Afin d’obtenir des informations quant à la tenue des matériaux utilisés pour le garnissage réfractaire face aux espèces corrosives, les producteurs d’aluminium procèdent parfois à des autopsies sur les cuves d’électrolyses à la fin de leur vie (Jeltsch, 2009). Il s’agit d’une analyse de l’état de dégradation des composants de la cuve après que celle-ci ait été arrêtée. Grâce aux informations obtenues sur des cuves défectueuses ou sur des cuves ayant eu une importante durée de vie, il est possible pour les producteurs de développer une expertise basée sur l’observation du comportement des réfractaires dans des conditions industrielles d’électrolyse.

Figure 1-6 : Garnissage réfractaire d’une cuve d'électrolyse arrêtée après 1569 jours (Tschope et al., 2009)

Généralement une excavation transversale est effectuée de manière à pouvoir observer les couches qui se sont formées sous la cathode semblables à des strates géologiques (cf. Figure 1-6). Trois zones distinctes sont identifiables (Siljan, 1990) et peuvent être décrites de la manière suivante :

 Zone très corrodée : située directement sous la cathode, elle est constituée de bain solidifié ayant dissous le lit et la partie supérieure des réfractaires. Cette zone a une forme de lentille.

 Zone moyennement corrodée : il est possible de distinguer la forme initiale des réfractaires bien qu’ils soient corrodés et la quantité de phase liquide ayant pénétré est bien moins importante. Cette zone se situe dans la couche de réfractaires denses et s’étend parfois jusqu’à la barrière isolante.

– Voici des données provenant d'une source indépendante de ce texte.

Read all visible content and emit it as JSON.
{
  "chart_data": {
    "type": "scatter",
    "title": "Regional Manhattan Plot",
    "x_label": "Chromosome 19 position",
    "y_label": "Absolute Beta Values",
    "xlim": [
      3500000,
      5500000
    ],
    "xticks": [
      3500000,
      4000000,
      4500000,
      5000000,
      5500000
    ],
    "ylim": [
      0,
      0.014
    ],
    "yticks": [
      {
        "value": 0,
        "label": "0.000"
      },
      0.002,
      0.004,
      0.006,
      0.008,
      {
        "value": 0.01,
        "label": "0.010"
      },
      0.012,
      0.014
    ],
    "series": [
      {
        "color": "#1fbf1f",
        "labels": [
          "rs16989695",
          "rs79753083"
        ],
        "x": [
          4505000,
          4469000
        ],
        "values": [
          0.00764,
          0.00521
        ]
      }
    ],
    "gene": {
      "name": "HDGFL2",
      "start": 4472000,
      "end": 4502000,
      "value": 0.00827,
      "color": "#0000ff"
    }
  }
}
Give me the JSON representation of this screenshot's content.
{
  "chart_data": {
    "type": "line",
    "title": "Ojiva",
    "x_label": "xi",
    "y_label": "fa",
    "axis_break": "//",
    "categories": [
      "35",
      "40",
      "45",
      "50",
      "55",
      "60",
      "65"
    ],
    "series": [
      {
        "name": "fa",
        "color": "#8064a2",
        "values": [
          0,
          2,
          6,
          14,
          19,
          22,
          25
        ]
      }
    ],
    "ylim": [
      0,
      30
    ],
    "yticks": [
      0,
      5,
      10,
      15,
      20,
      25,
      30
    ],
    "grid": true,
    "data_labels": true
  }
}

 Zone apparemment non corrodée : il n’y a pas de signes apparents de corrosion; les réfractaires présentent uniquement des variations dues aux sollicitations thermomécaniques. Cette zone correspond généralement à la couche de réfractaires isolants.

Afin de pouvoir comprendre les mécanismes de corrosion ayant lieu dans une cuve d’électrolyse, des analyses chimiques sont réalisées à différentes hauteurs dans les couches citées précédemment. Cela permet de connaître les phases en présence en fonction de l’état de corrosion de la couche analysée.

Il existe cependant un désavantage majeur pour cette analyse de la corrosion, du fait qu’elle s’effectue après l’arrêt de la cuve mais surtout une fois que la cuve a refroidi. Cela signifie que l’équilibre de phases observées lors de l’autopsie ne correspond pas forcément à celui qui s’établit à plus haute température pendant l’utilisation de la cuve (Siljan et al., 2001a; Tschope et al., 2009; Tschope et al., 2012). Il est cependant possible d’émettre des hypothèses quant aux mécanismes de corrosion pouvant expliquer la présence des phases observées lors de l’autopsie.